Hillary Clinton 2016: Are Her Recent Moves and Projects Gearing Her Up to Run?
Former Secretary of State Hillary Clinton has left office, but certainly not the limelight. In the last two months as a private citizen, she has made numerous public speeches, announced her support for gay marriage, and established an office in downtown Washington, D.C. She’s also had a busy couple of months for a recently unemployed person, but does it mean, as many news sources are delighting in speculating, that she’s prepping for a 2016 presidential run? The best way to tell is through what she and her staff are showing, not telling.
Most staff, aides, and friends of Clinton, not to mention Hillary herself, are keeping mum on the topic of a 2016 presidential bid. A top spokesperson for Clinton would only comment to the Associated Press, "My advice to everyone is to chill out … there's no need for all this breathless anticipation at this point."

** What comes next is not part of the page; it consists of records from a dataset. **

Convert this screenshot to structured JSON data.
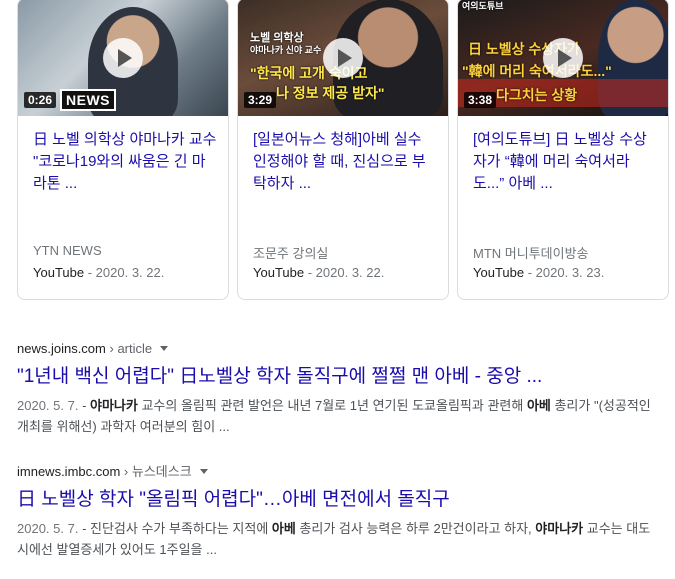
{
  "video_cards": [
    {
      "duration": "0:26",
      "badge": "NEWS",
      "overlay": [],
      "title": "日 노벨 의학상 야마나카 교수 \"코로나19와의 싸움은 긴 마라톤 ...",
      "source": "YTN NEWS",
      "platform": "YouTube",
      "date": "2020. 3. 22."
    },
    {
      "duration": "3:29",
      "badge": "",
      "overlay": [
        "노벨 의학상",
        "야마나카 신야 교수",
        "\"한국에 고개 숙이고",
        "나 정보 제공 받자\""
      ],
      "title": "[일본어뉴스 청해]아베 실수 인정해야 할 때, 진심으로 부탁하자 ...",
      "source": "조문주 강의실",
      "platform": "YouTube",
      "date": "2020. 3. 22."
    },
    {
      "duration": "3:38",
      "badge": "",
      "overlay": [
        "여의도튜브",
        "日 노벨상 수상자가",
        "\"韓에 머리 숙여서라도...\"",
        "다그치는 상황"
      ],
      "title": "[여의도튜브] 日 노벨상 수상자가 “韓에 머리 숙여서라도...” 아베 ...",
      "source": "MTN 머니투데이방송",
      "platform": "YouTube",
      "date": "2020. 3. 23."
    }
  ],
  "results": [
    {
      "domain": "news.joins.com",
      "sep": " › ",
      "path": "article",
      "title": "\"1년내 백신 어렵다\" 日노벨상 학자 돌직구에 쩔쩔 맨 아베 - 중앙 ...",
      "date": "2020. 5. 7.",
      "snippet_parts": [
        {
          "t": " - ",
          "b": false
        },
        {
          "t": "야마나카",
          "b": true
        },
        {
          "t": " 교수의 올림픽 관련 발언은 내년 7월로 1년 연기된 도쿄올림픽과 관련해 ",
          "b": false
        },
        {
          "t": "아베",
          "b": true
        },
        {
          "t": " 총리가 \"(성공적인 개최를 위해선) 과학자 여러분의 힘이 ...",
          "b": false
        }
      ]
    },
    {
      "domain": "imnews.imbc.com",
      "sep": " › ",
      "path": "뉴스데스크",
      "title": "日 노벨상 학자 \"올림픽 어렵다\"…아베 면전에서 돌직구",
      "date": "2020. 5. 7.",
      "snippet_parts": [
        {
          "t": " - 진단검사 수가 부족하다는 지적에 ",
          "b": false
        },
        {
          "t": "아베",
          "b": true
        },
        {
          "t": " 총리가 검사 능력은 하루 2만건이라고 하자, ",
          "b": false
        },
        {
          "t": "야마나카",
          "b": true
        },
        {
          "t": " 교수는 대도시에선 발열증세가 있어도 1주일을 ...",
          "b": false
        }
      ]
    }
  ],
  "colors": {
    "link": "#1a0dab",
    "meta": "#70757a",
    "snippet": "#4d5156",
    "border": "#dadce0"
  },
  "icons": {
    "play": "play-icon",
    "more": "caret-down-icon"
  }
}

Other staffers were equally quiet. According to the New York Times, Clinton’s longtime communications aide, Philippe Reines said only, “Everyone’s gotten way ahead of themselves, and most importantly, they have gotten way ahead of her.”

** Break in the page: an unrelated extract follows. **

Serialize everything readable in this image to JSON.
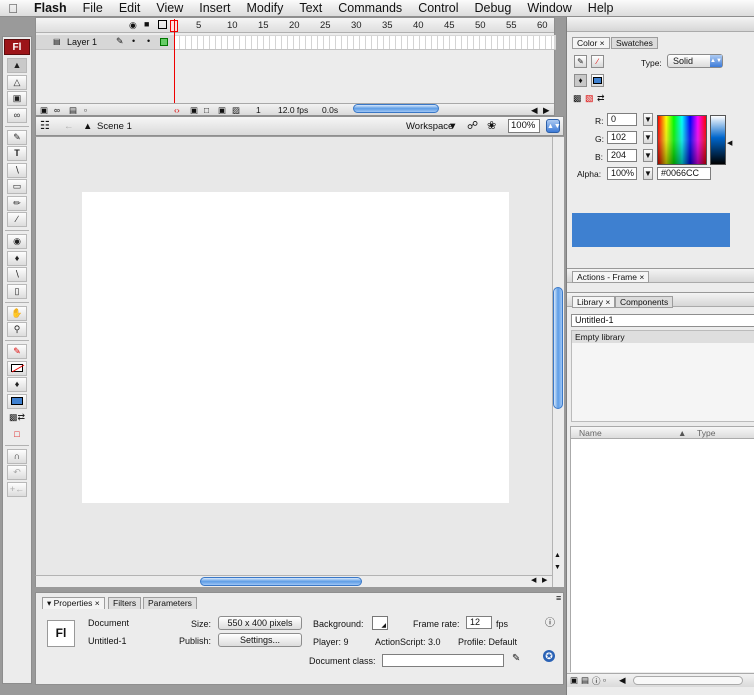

Yet in spite of noncommittal staff response, Clinton has undertaken a variety of activities that might position well for another shot at the presidency. She’s started work on a memoir detailing her last few years that is expected to sell well and will require a book tour. A book tour could stop in states known for their political sway like Iowa, North Carolina, and Ohio, rather than their literary purchasing power, serving as a ramp up to a real campaign. Her public speeches have also fueled speculation about her presidential aspirations: a recent speech in New York, where she discussed the exclusion of women in the labor market, was well received. Finally, her Super-PAC makes a strong case for Clinton’s 2016 plans: the PAC already boasts 100,000 supporters, recruiting about a thousand more each day.
While all of these activities might point to building political capital, they’re not an official campaign declaration, and there’s clearly no imperative for Clinton to start an official campaign quite yet. As a staff member said to The Hill, “If I'm Hillary Clinton, I don’t have a lot to do. She has more than enough potential staff; she’ll be able to raise more money than anyone who's ever run for president. None of the preparatory work that other people have to do, she has to do.”
Hmmm. Actions speak louder than words, and in spite of her radio silence, it looks like Clinton is actively cultivating her public image. Run or no run, it will be an interesting couple of years for Clinton and her supporters.